Mechanistic joint modelling for longitudinal PSA and survival data in advanced metastatic prostate cancer
Solène Desmée (1), Jérémie Guedj (2), Christine Veyrat-Follet (3) and Emmanuelle Comets (1,2)
(1) INSERM CIC 1414, Université Rennes 1, Rennes, France, (2) INSERM UMR1137 IAME, Paris, France; University Denis Diderot, Paris, France, (3) Translational Informatics, Translational Medicine, Sanofi, Bridgewater, USA
Objectives: In phase III clinical trials, treatments for metastatic Castration-Resistant Prostate Cancer (mCRPC) are evaluated on their impact on time-to-death. Prostate-specific antigen (PSA) is frequently monitored as it is assumed to be linked to survival.
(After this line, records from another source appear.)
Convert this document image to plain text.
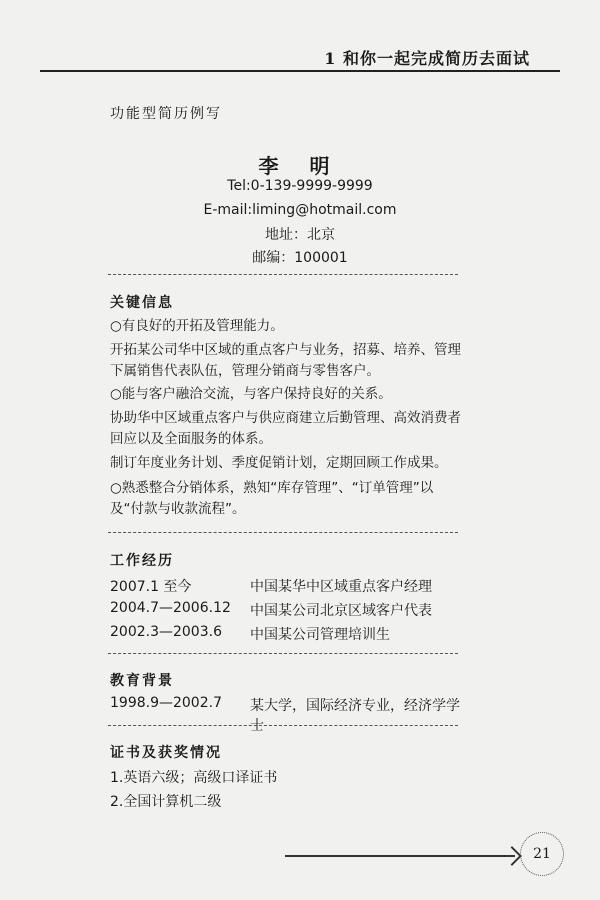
1 和你一起完成简历去面试
功能型简历例写
李 明
Tel:0-139-9999-9999
E-mail:liming@hotmail.com
地址：北京
邮编：100001
关键信息
○有良好的开拓及管理能力。
开拓某公司华中区域的重点客户与业务，招募、培养、管理下属销售代表队伍，管理分销商与零售客户。
○能与客户融洽交流，与客户保持良好的关系。
协助华中区域重点客户与供应商建立后勤管理、高效消费者回应以及全面服务的体系。
制订年度业务计划、季度促销计划，定期回顾工作成果。
○熟悉整合分销体系，熟知“库存管理”、“订单管理”以及“付款与收款流程”。
工作经历
2007.1 至今	中国某华中区域重点客户经理
2004.7—2006.12 中国某公司北京区域客户代表
2002.3—2003.6 中国某公司管理培训生
教育背景
1998.9—2002.7 某大学，国际经济专业，经济学学士
证书及获奖情况
1.英语六级；高级口译证书
2.全国计算机二级
21
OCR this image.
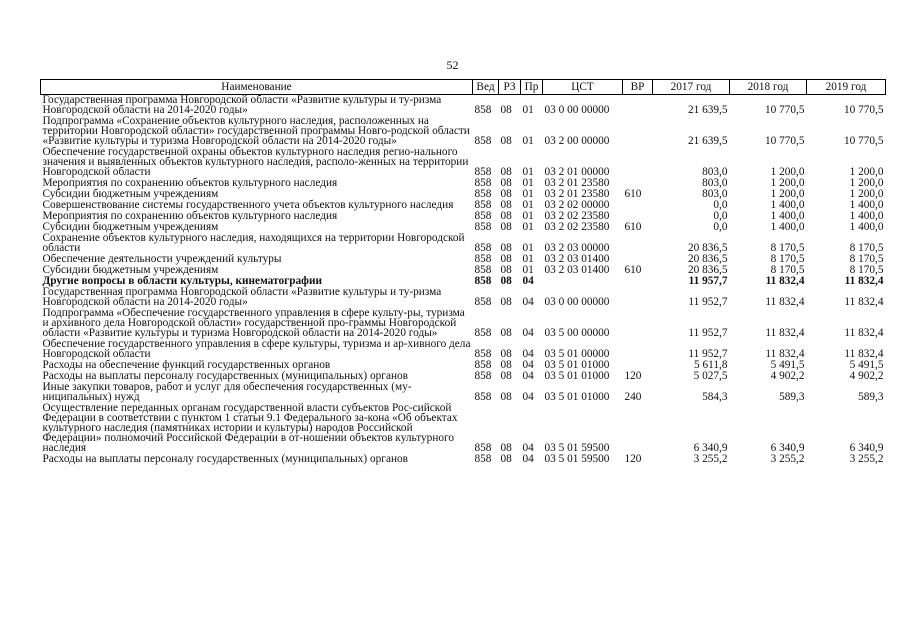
52
Наименование	Вед	РЗ	Пр	ЦСТ	ВР	2017 год	2018 год	2019 год
Государственная программа Новгородской области «Развитие культуры и ту-ризма Новгородской области на 2014-2020 годы»	858	08	01	03 0 00 00000		21 639,5	10 770,5	10 770,5
Подпрограмма «Сохранение объектов культурного наследия, расположенных на территории Новгородской области» государственной программы Новго-родской области «Развитие культуры и туризма Новгородской области на 2014-2020 годы»	858	08	01	03 2 00 00000		21 639,5	10 770,5	10 770,5
Обеспечение государственной охраны объектов культурного наследия регио-нального значения и выявленных объектов культурного наследия, располо-женных на территории Новгородской области	858	08	01	03 2 01 00000		803,0	1 200,0	1 200,0
Мероприятия по сохранению объектов культурного наследия	858	08	01	03 2 01 23580		803,0	1 200,0	1 200,0
Субсидии бюджетным учреждениям	858	08	01	03 2 01 23580	610	803,0	1 200,0	1 200,0
Совершенствование системы государственного учета объектов культурного наследия	858	08	01	03 2 02 00000		0,0	1 400,0	1 400,0
Мероприятия по сохранению объектов культурного наследия	858	08	01	03 2 02 23580		0,0	1 400,0	1 400,0
Субсидии бюджетным учреждениям	858	08	01	03 2 02 23580	610	0,0	1 400,0	1 400,0
Сохранение объектов культурного наследия, находящихся на территории Новгородской области	858	08	01	03 2 03 00000		20 836,5	8 170,5	8 170,5
Обеспечение деятельности учреждений культуры	858	08	01	03 2 03 01400		20 836,5	8 170,5	8 170,5
Субсидии бюджетным учреждениям	858	08	01	03 2 03 01400	610	20 836,5	8 170,5	8 170,5
Другие вопросы в области культуры, кинематографии	858	08	04			11 957,7	11 832,4	11 832,4
Государственная программа Новгородской области «Развитие культуры и ту-ризма Новгородской области на 2014-2020 годы»	858	08	04	03 0 00 00000		11 952,7	11 832,4	11 832,4
Подпрограмма «Обеспечение государственного управления в сфере культу-ры, туризма и архивного дела Новгородской области» государственной про-граммы Новгородской области «Развитие культуры и туризма Новгородской области на 2014-2020 годы»	858	08	04	03 5 00 00000		11 952,7	11 832,4	11 832,4
Обеспечение государственного управления в сфере культуры, туризма и ар-хивного дела Новгородской области	858	08	04	03 5 01 00000		11 952,7	11 832,4	11 832,4
Расходы на обеспечение функций государственных органов	858	08	04	03 5 01 01000		5 611,8	5 491,5	5 491,5
Расходы на выплаты персоналу государственных (муниципальных) органов	858	08	04	03 5 01 01000	120	5 027,5	4 902,2	4 902,2
Иные закупки товаров, работ и услуг для обеспечения государственных (му-ниципальных) нужд	858	08	04	03 5 01 01000	240	584,3	589,3	589,3
Осуществление переданных органам государственной власти субъектов Рос-сийской Федерации в соответствии с пунктом 1 статьи 9.1 Федерального за-кона «Об объектах культурного наследия (памятниках истории и культуры) народов Российской Федерации» полномочий Российской Федерации в от-ношении объектов культурного наследия	858	08	04	03 5 01 59500		6 340,9	6 340,9	6 340,9
Расходы на выплаты персоналу государственных (муниципальных) органов	858	08	04	03 5 01 59500	120	3 255,2	3 255,2	3 255,2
Using nonlinear joint modelling which consists in the simultaneous analysis of biomarker's evolution and survival [1,2], we aim here to characterize the relationship between PSA kinetics and risk-of-death and identify the impact of covariates on both processes, in mCRPC patients from the phase III study Proselica [3] who were previously non-responders to docetaxel and treated as second-line chemotherapy by Cabazitaxel.
Methods: 9443 PSA measurements from 1174 patients were used. 580 received Cabazitaxel at dose 20 mg/m² and 594 at dose 25 mg/m². The model developed in [4] relying on 3 mechanistic differential equations describing the PSA production by treatment-sensitive (S) and –resistant tumor cells was adapted to the main mechanism of action of Cabazitaxel, the stimulation of the S cells elimination. For joint modelling several links between PSA kinetics and risk-of-death were compared by BIC. After exploration of the impact of covariates on the individual Empirical Bayes Estimates (EBEs) and on Weibull survival model, stepwise elimination from the full joint model was carried out. Estimations were conducted using the SAEM algorithm [5] of Monolix2016R1. Model evaluation was based on individual weighted residuals (IWRES) and on Cox-Snell and Martingale residuals.
Results: The joint model involving current PSA provided the smallest BIC. The treatment increased the stimulation of the S cells elimination with a factor 1.6 and 1.9 for the doses 20 and 25 respectively, in absence of other covariates. Several covariates showed a significant effect on PSA and/or survival. In particular, the presence of liver metastases impacted both PSA kinetics and risk-of-death. Although the decrease of PSA was more pronounced in the 25mg/m² group compared to the 20mg/m² group, the difference appeared too small to significantly impact survival.
Conclusions: This mechanistic joint model developed in advanced prostate cancer allowed to study treatment response in subgroups of patients and identify covariates associated with survival. It could be used in personalized medicine to predict patient’s risk-of-death from baseline covariates and longitudinal measurements.
References:
[1] Tsiatis AA, Davidian M. Joint modeling of longitudinal and time-to-event data: an overview. Stat Sin. 2004;14:809–834.
[2] Desmée S, Mentré F, Veyrat-Follet C, Guedj J. Nonlinear Mixed-Effect Models for Prostate-Specific Antigen Kinetics and Link with Survival in the Context of Metastatic Prostate Cancer: a Comparison by Simulation of Two-Stage and Joint Approaches. AAPS J. 2015;17:691–9. doi:10.1208/s12248-015-9745-5.
[3] Proselica study funded by Sanofi (NCT01308580) https://clinicaltrials.gov/ct2/show/NCT01308580?term=proselica&rank=1
[4] Desmée S, Mentré F, Veyrat-Follet C, Sébastien B, Guedj J. Using the SAEM algorithm for mechanistic joint models characterizing the relationship between nonlinear PSA kinetics and survival in prostate cancer patients. Biometrics. 2016. doi:10.1111/biom.12537.
[5] Kuhn E, Lavielle M. Maximum likelihood estimation in nonlinear mixed effects models. Comput Stat Data Anal. 2005;49:1020–38. doi:10.1016/j.csda.2004.07.002.